Ny : Les holothuries sont des espèces détritivores. Ils nettoient le fond marin des particules et détritus organiques. Leur rôle dans l’écosystème s’apparente aux décomposeurs, détritivores et ils transforment et recyclent ces particules organiques en matières minérales pour les besoins des plantes. Les œufs, les larves et les juvéniles des concombres de mer sont aussi une source de nourriture non négligeable pour plusieurs espèces, notamment les poissons, mollusques, et crustacés. Des associations/relations plus étroites avec certaines espèces ne sont pas exclues et il y a des espèces menacées de disparition dans le cas d’une surexploitation d’holothurie. Enfin, en retournant, filtrant et recyclant le substrat du fond marin, les holothuries jouent un rôle qui n’est pas le moindre, l’oxygénation.
MM : Dans notre investigation, nous avons découvert que 40 tonnes de concombres de mer ont été illégalement pêchées à Sainte-Marie. Quelles seraient les conséquences d’une telle surexploitation?

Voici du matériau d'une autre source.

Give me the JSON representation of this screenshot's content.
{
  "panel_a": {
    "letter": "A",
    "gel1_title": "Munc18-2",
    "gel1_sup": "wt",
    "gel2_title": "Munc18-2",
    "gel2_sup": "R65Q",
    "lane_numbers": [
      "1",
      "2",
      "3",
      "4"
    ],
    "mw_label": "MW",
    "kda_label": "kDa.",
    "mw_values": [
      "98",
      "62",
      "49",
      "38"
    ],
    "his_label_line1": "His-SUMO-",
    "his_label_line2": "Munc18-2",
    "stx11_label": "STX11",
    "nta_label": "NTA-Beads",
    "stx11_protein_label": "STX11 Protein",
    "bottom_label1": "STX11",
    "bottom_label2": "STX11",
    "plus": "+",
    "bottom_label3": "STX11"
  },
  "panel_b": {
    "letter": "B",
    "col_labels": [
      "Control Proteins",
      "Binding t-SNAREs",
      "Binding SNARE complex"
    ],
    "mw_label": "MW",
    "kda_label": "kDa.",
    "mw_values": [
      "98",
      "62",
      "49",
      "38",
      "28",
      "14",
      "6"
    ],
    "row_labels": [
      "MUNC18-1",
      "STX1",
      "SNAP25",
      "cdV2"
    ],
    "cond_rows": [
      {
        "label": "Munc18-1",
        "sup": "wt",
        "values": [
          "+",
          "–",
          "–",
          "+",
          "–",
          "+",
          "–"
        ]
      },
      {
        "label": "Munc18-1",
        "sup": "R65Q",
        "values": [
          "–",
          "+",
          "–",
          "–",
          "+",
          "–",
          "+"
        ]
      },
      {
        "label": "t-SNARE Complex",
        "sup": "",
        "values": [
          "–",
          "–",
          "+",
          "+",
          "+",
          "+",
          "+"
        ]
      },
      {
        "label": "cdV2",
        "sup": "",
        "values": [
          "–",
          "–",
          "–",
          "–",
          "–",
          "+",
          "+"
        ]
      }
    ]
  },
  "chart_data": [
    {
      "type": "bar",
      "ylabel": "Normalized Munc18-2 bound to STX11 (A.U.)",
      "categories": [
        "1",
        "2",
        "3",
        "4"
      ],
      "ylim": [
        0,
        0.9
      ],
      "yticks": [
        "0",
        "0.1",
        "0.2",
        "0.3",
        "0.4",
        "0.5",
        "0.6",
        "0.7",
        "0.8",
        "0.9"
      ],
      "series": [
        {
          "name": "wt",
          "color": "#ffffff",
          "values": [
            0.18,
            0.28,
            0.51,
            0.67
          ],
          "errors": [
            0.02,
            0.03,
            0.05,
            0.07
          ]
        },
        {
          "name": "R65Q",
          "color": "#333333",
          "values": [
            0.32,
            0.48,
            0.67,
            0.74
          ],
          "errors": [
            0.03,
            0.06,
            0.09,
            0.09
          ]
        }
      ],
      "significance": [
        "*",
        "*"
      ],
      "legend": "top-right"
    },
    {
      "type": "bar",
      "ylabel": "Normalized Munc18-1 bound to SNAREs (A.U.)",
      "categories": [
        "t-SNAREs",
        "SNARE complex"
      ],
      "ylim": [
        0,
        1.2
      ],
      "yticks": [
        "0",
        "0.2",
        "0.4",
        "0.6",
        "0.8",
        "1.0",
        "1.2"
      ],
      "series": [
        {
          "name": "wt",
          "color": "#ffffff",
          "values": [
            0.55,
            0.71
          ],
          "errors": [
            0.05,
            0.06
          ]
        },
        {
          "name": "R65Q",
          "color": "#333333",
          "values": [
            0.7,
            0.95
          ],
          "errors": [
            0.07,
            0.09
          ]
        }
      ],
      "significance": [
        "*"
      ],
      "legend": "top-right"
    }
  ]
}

Ny : Dans le cas présent, nous ne pouvons pas encore identifier des conséquences précises. On parle de 40 tonnes mais est-ce qu’il s’agit de concombres de mer séchés ou à l’état brut ? Nous n’avons pas de données précises sur la capacité de production exacte et/ou approximative de la zone de pêche de Sainte-Marie. Nous n’avons pas non plus d’indicateurs pouvant affirmer ou confirmer l’état de l’exploitation dans la zone tels que le taux de prise journalière, la taille des individus capturés, l’effort de capture… Néanmoins, le chiffre révélé est assez troublant par rapport à la durée et la zone de pêche. De toute manière, les conséquences ne sont pas visibles du jour au lendemain. Elles seront palpables progressivement sur une durée moyenne, disons dans les 2 à 3 ans à venir. L’appauvrissement en oxygène serait la plus conséquente au niveau de l’écosystème. Il engendrerait sans équivoque l’appauvrissement de l’écosystème d’où la diminution de la biomasse à tous les niveaux.
MM : Quelles sont les conditions nécessaires pour restaurer cette richesse et en combien de temps cela pourra se faire?
NY: A ce début du processus d’exploitation, le mieux est d’abord de restaurer une activité de pêche légale. C’est la condition primaire pour assurer une base d’exploitation rationnelle. Ensuite, des études scientifiques pour établir une base de données sur le suivi de la population sauvage d’holothuries dans la zone, ainsi qu’un suivi de la production issue de la pêche. Cette étape est nécessaire pour avoir au moins les données sur les tendances concernant la population et les produits de la pêche. Mettre en place aussi une base de données sur les pêcheurs, plongeurs et collecteurs ayant eu l’autorisation provenant du district et actifs dans la zone de Sainte-Marie. Au niveau du site, élaborer une méthode adéquate pour l’exploitation rationnelle de stock, ceci afin de permettre la régénération de la population après une période de chasse. Cette méthode est par exemple utilisée dans le cas de la chasse et collecte de poulpe dans la région sud-ouest de Madagascar. Il y a aussi la promotion de l’Holothuriculture, une manière encore beaucoup plus rationnelle d’augmenter la production sans mettre de pression sur la population sauvage. Bien que les concombres de mer ne soient pas inscrits dans les annexes de la CITES (Convention sur le commerce international des espèces sauvages menacées d’extinction), l’établissement de quota d’exportation et l’inscription des espèces dans l’annexe III de ladite convention pourraient être d’une grande aide. Ces conditions citées ne sont pas exhaustives. En ce qui concerne le temps que cela pourra prendre, ceci dépend de la volonté politique et la volonté des décideurs. Nous pouvons décider en quelques heures d’émettre une note interdisant l’exploitation mais la mise en œuvre dépendra de la disposition que prendra chaque acteur, allant d’un ministre aux pêcheurs.